La Démocratie est-elle l’horizon inséparable de notre temps ?

— Par Lucien Cidalise-Montaise —

Aujourd’hui, pris dans l’engrenage morbide et très « personnel » du confinement, nous affirmons que les obligations qui nous sont imposées, confirment la réalité d’une catastrophe propre à cette néo-démocratie qui nous gère, alimentée par de brèves interventions de « nos » dirigeants. Cette démocratie est aujourd’hui une réalité idéologique qui peut se résumer à ceci « la démocratie cé dé mo ki rassis, lè i kon sa, i kon pain. Yo ka di i perdu, d’où pain perdu ! ».

Nous condamnons les actions, ô combien insouciantes d’individus en colère. Nous condamnons parce que nous ne partageons pas les méthodes, gestes inconscients et inqualifiables de certains de ces contradicteurs, mais apprécions avec lucidité les revendications qui risquent d’être éternelles parce que réelles, engoncées et politiquement œuvres de l’idéologie que nous combattons, eux et nous.

La démocratie qui fleurit, ici, ne semble pas favorable à la neutralité. Elle entretient le doute, le mensonge, l’hypocrisie etc…

Elle ne me semble pas être une arme qui nous fera avancer. Que faire ? Consolider les rapports entre ceux-ci, les Révoltés ! et ceux qui n’apprécient pas. Est-ce un profond désir de la gauche anticolonialiste martiniquaise ? Définir de nouveaux rapports avec franchise entre tous les Martiniquais conscients.

Commençons donc à devenir responsables et battons nous, par la pensée, l’action, le respect des autres et de nous-mêmes. Dénonçons avec tous, la dangerosité de ceux qui nous commandent.

Réduisons à zéro, ce délabrement idéologique qui permet de nous traiter de Population et non de Peuple.

Apprécions Nos hommes politiques et penseurs de tous niveaux qui dénoncent en utilisant les mêmes arguments –qui datent- Hélas !

Provoquons de nouveaux débats, d’où sortiront des lueurs, sinon des lumières.
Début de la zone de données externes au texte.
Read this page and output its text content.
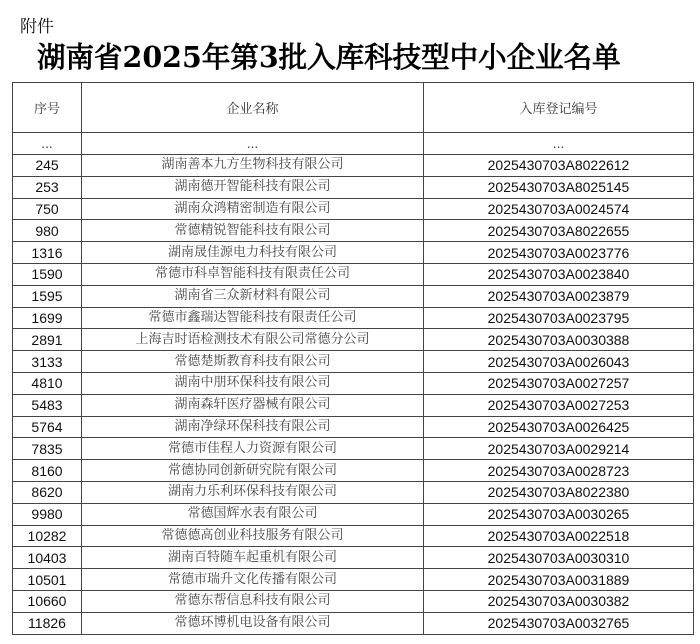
附件
湖南省2025年第3批入库科技型中小企业名单
序号	企业名称	入库登记编号
...	...	...
245	湖南善本九方生物科技有限公司	2025430703A8022612
253	湖南德开智能科技有限公司	2025430703A8025145
750	湖南众鸿精密制造有限公司	2025430703A0024574
980	常德精锐智能科技有限公司	2025430703A8022655
1316	湖南晟佳源电力科技有限公司	2025430703A0023776
1590	常德市科卓智能科技有限责任公司	2025430703A0023840
1595	湖南省三众新材料有限公司	2025430703A0023879
1699	常德市鑫瑞达智能科技有限责任公司	2025430703A0023795
2891	上海吉时语检测技术有限公司常德分公司	2025430703A0030388
3133	常德楚斯教育科技有限公司	2025430703A0026043
4810	湖南中朋环保科技有限公司	2025430703A0027257
5483	湖南森轩医疗器械有限公司	2025430703A0027253
5764	湖南净绿环保科技有限公司	2025430703A0026425
7835	常德市佳程人力资源有限公司	2025430703A0029214
8160	常德协同创新研究院有限公司	2025430703A0028723
8620	湖南力乐利环保科技有限公司	2025430703A8022380
9980	常德国辉水表有限公司	2025430703A0030265
10282	常德德高创业科技服务有限公司	2025430703A0022518
10403	湖南百特随车起重机有限公司	2025430703A0030310
10501	常德市瑞升文化传播有限公司	2025430703A0031889
10660	常德东帮信息科技有限公司	2025430703A0030382
11826	常德环博机电设备有限公司	2025430703A0032765
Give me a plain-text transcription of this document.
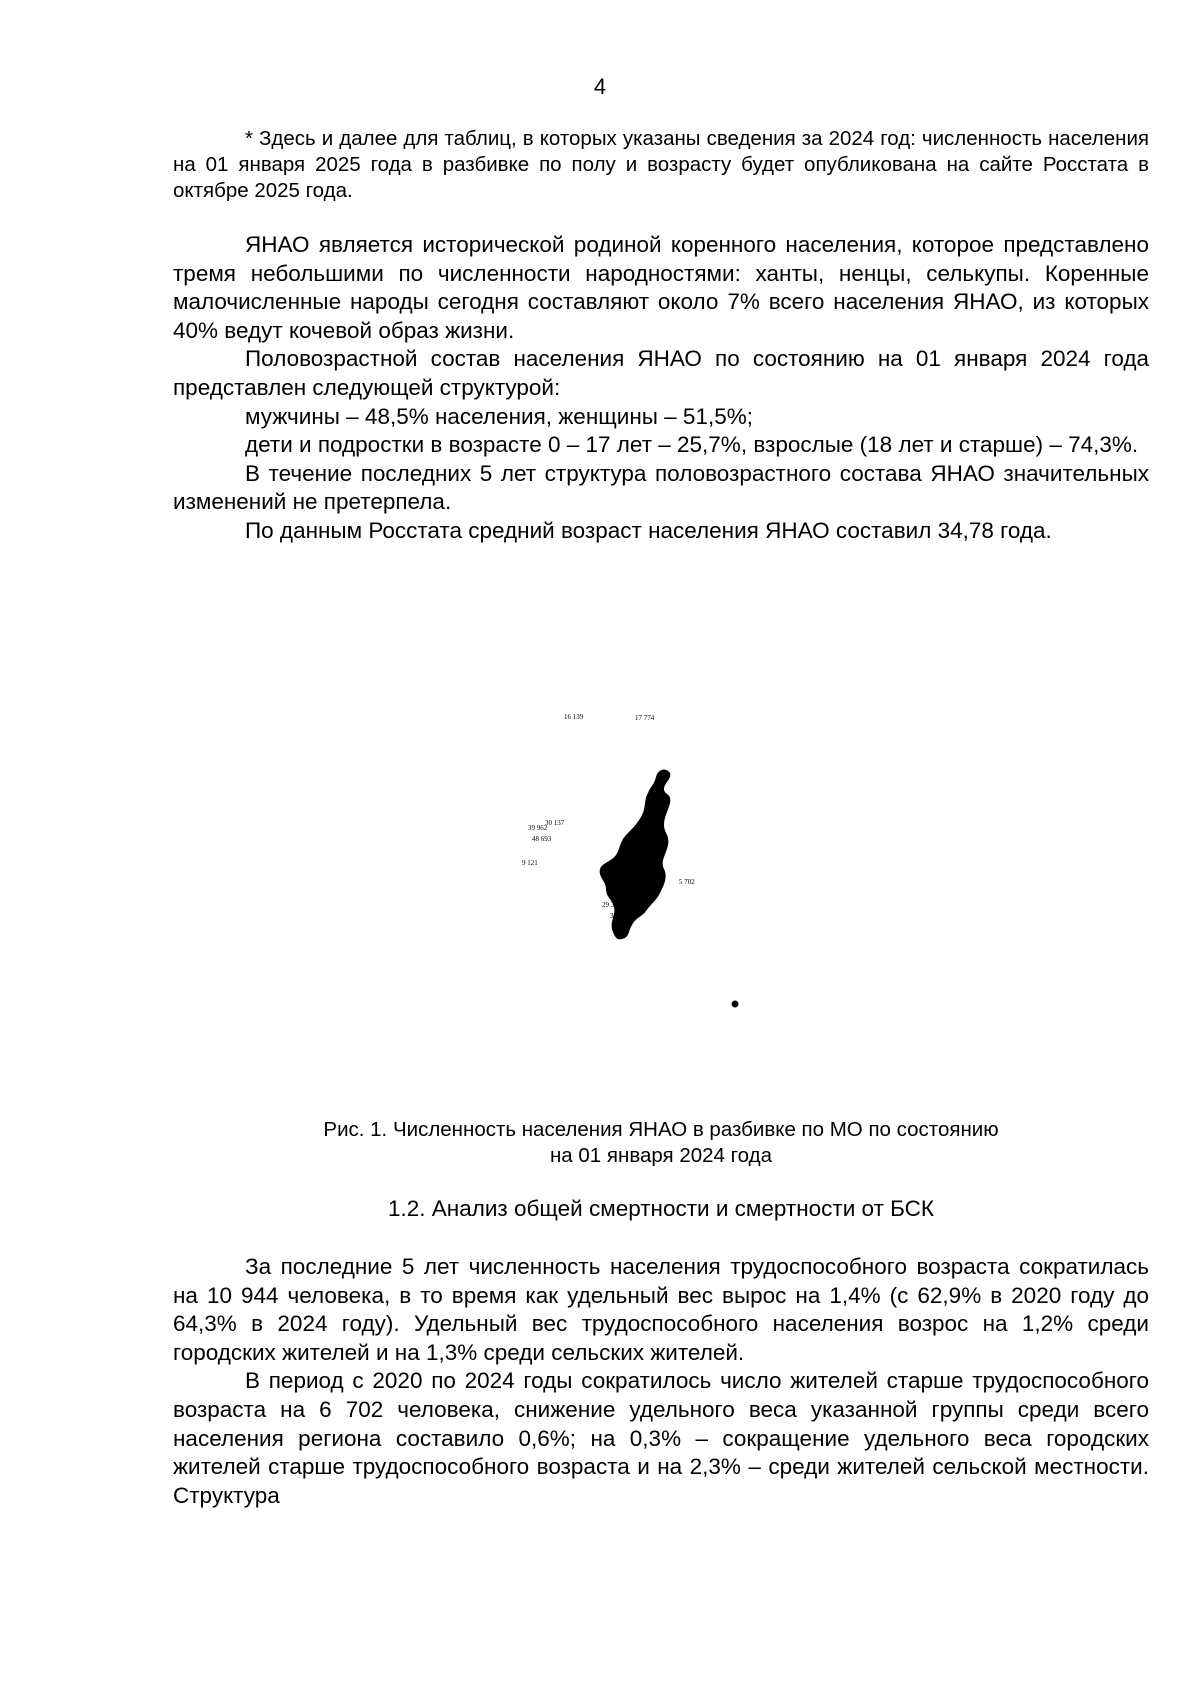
4

* Здесь и далее для таблиц, в которых указаны сведения за 2024 год: численность населения на 01 января 2025 года в разбивке по полу и возрасту будет опубликована на сайте Росстата в октябре 2025 года.

ЯНАО является исторической родиной коренного населения, которое представлено тремя небольшими по численности народностями: ханты, ненцы, селькупы. Коренные малочисленные народы сегодня составляют около 7% всего населения ЯНАО, из которых 40% ведут кочевой образ жизни.

Половозрастной состав населения ЯНАО по состоянию на 01 января 2024 года представлен следующей структурой:

мужчины – 48,5% населения, женщины – 51,5%;

дети и подростки в возрасте 0 – 17 лет – 25,7%, взрослые (18 лет и старше) – 74,3%.

В течение последних 5 лет структура половозрастного состава ЯНАО значительных изменений не претерпела.

По данным Росстата средний возраст населения ЯНАО составил 34,78 года.

16 139	17 774
30 137
39 962
48 693
9 121
4 714
26 552
5 702
33 969
29 306
30 625
Рис. 1. Численность населения ЯНАО в разбивке по МО по состоянию
на 01 января 2024 года
1.2. Анализ общей смертности и смертности от БСК

За последние 5 лет численность населения трудоспособного возраста сократилась на 10 944 человека, в то время как удельный вес вырос на 1,4% (с 62,9% в 2020 году до 64,3% в 2024 году). Удельный вес трудоспособного населения возрос на 1,2% среди городских жителей и на 1,3% среди сельских жителей.

В период с 2020 по 2024 годы сократилось число жителей старше трудоспособного возраста на 6 702 человека, снижение удельного веса указанной группы среди всего населения региона составило 0,6%; на 0,3% – сокращение удельного веса городских жителей старше трудоспособного возраста и на 2,3% – среди жителей сельской местности. Структура
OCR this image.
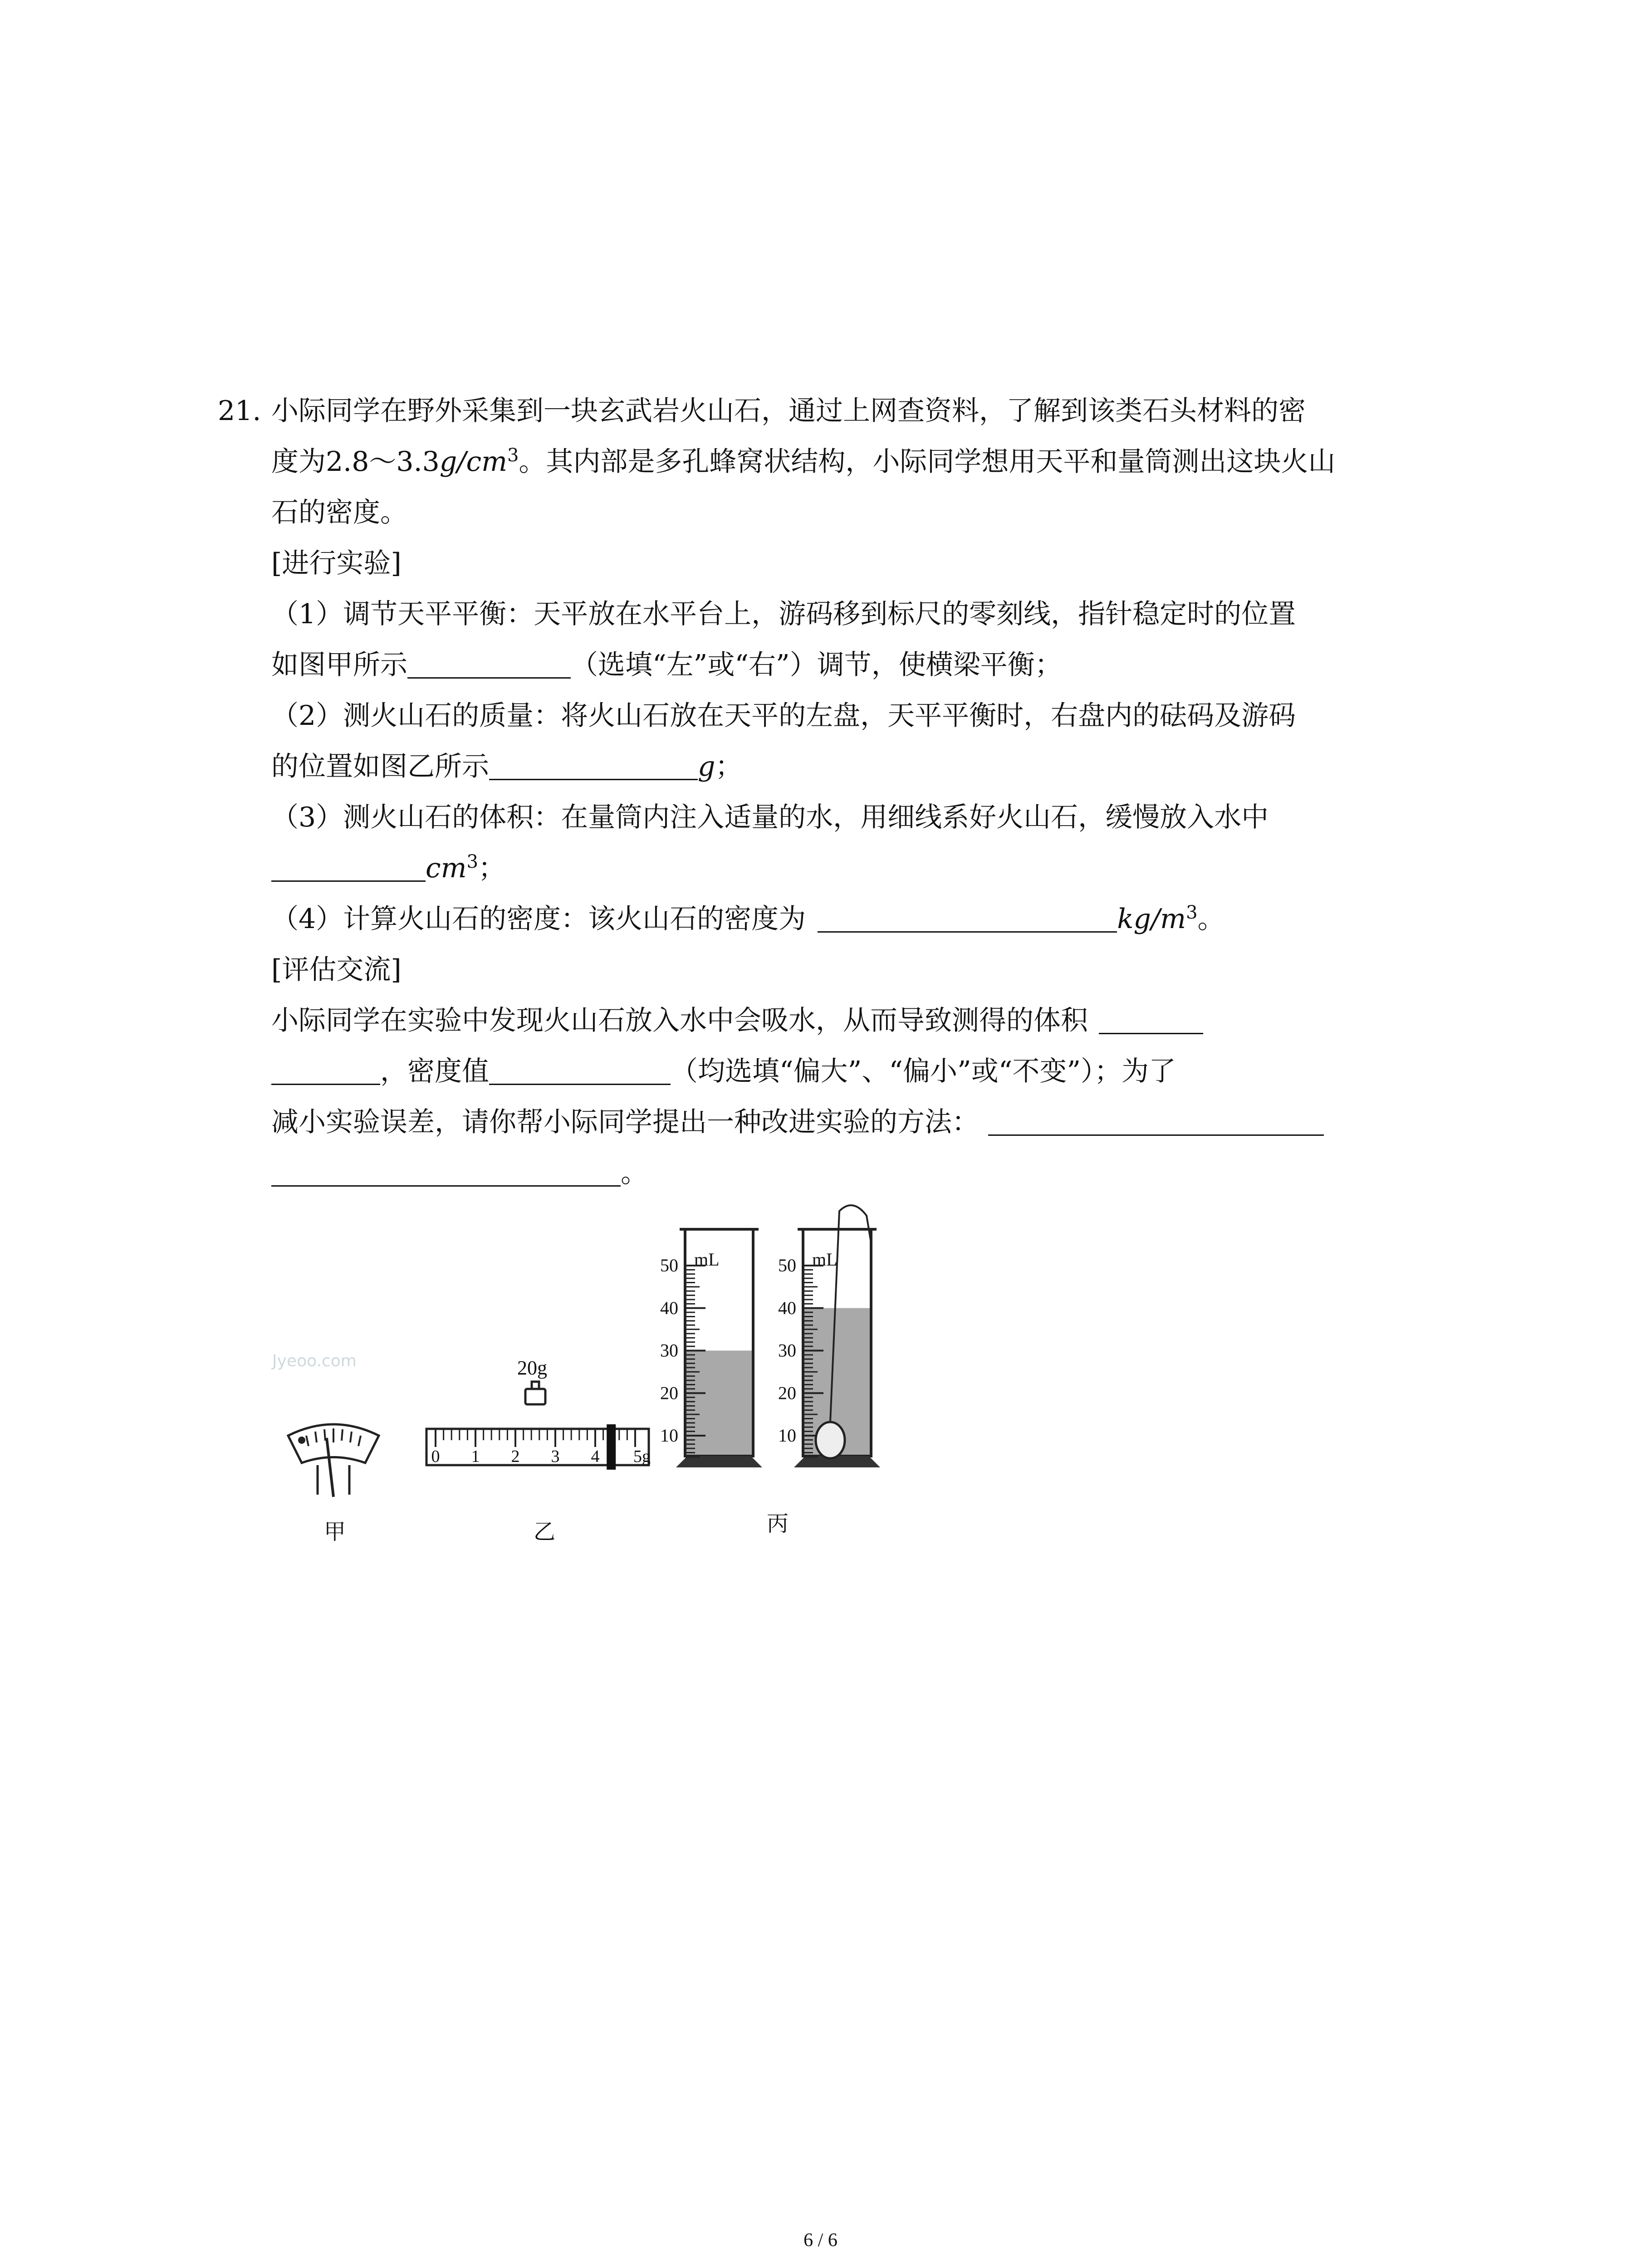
21. 小际同学在野外采集到一块玄武岩火山石，通过上网查资料，了解到该类石头材料的密
度为$2.8\sim 3.3g/cm^3$。其内部是多孔蜂窝状结构，小际同学想用天平和量筒测出这块火山
石的密度。
[进行实验]
（1）调节天平平衡：天平放在水平台上，游码移到标尺的零刻线，指针稳定时的位置
如图甲所示	（选填“左”或“右”）调节，使横梁平衡；
（2）测火山石的质量：将火山石放在天平的左盘，天平平衡时，右盘内的砝码及游码
的位置如图乙所示	g；
（3）测火山石的体积：在量筒内注入适量的水，用细线系好火山石，缓慢放入水中
$cm^3$；
（4）计算火山石的密度：该火山石的密度为	$kg/m^3$。
[评估交流]
小际同学在实验中发现火山石放入水中会吸水，从而导致测得的体积
，密度值	（均选填“偏大”、“偏小”或“不变”）；为了
减小实验误差，请你帮小际同学提出一种改进实验的方法：
。
甲
Jyeoo.com	20g
0 1 2 3 4 5g
乙
mL
50
40
30
20
10
mL
50
40
30
20
10
丙
6 / 6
Avançons, sans nous transformer en donneurs de leçons, mais en Martiniquais qui rêvent d’être le peuple de cette île.

Dialoguons, mais ne rejetons personne, derrière les barbelés construits par le colonialisme. Ceux qui sont comme nous, veulent être le peuple !

Reprenons ensemble les mots d’ordre qui font de nous, les communistes, les héros de décennies … Mais hélas, après les luttes idéologiques menées par des mouvements, actuellement en train de se poser comme seuls anticolonialistes.

Il est clair que le P.C.M (Parti Communiste Martiniquais), n’est plus respecté comme à ses belles heures … indécision, moralisme ! Conviction qui ne se partage plus etc …

Toutes les interventions présentées par nos parlementaires, ô combien espérées, sont identiques dans leur volonté de créer la paix…Nos interventions sont connues et nous en rappelons certaines.

– La défense de notre appartenance à un peuple.

– La conviction de le crier, hurler, chaque fois que le destin nous en donne l’occasion.

-La possibilité d’être fier ce que nous sommes, nègres, métis, blancs, mais Martiniquais ! Surtout, meilleurs défenseurs des exploités, des méprisés, « des incompétents » ! …

Où est donc notre Liberté, si nous n’avons pas les moyens d’être nous-mêmes et de clamer à tout instant que nous sommes, tout simplement des descendants d’esclaves, qui avec V. Schœlcher et tant d’autres dont Romain que nous respectons profondément.

Ils nous ont aidés à être aujourd’hui Libres.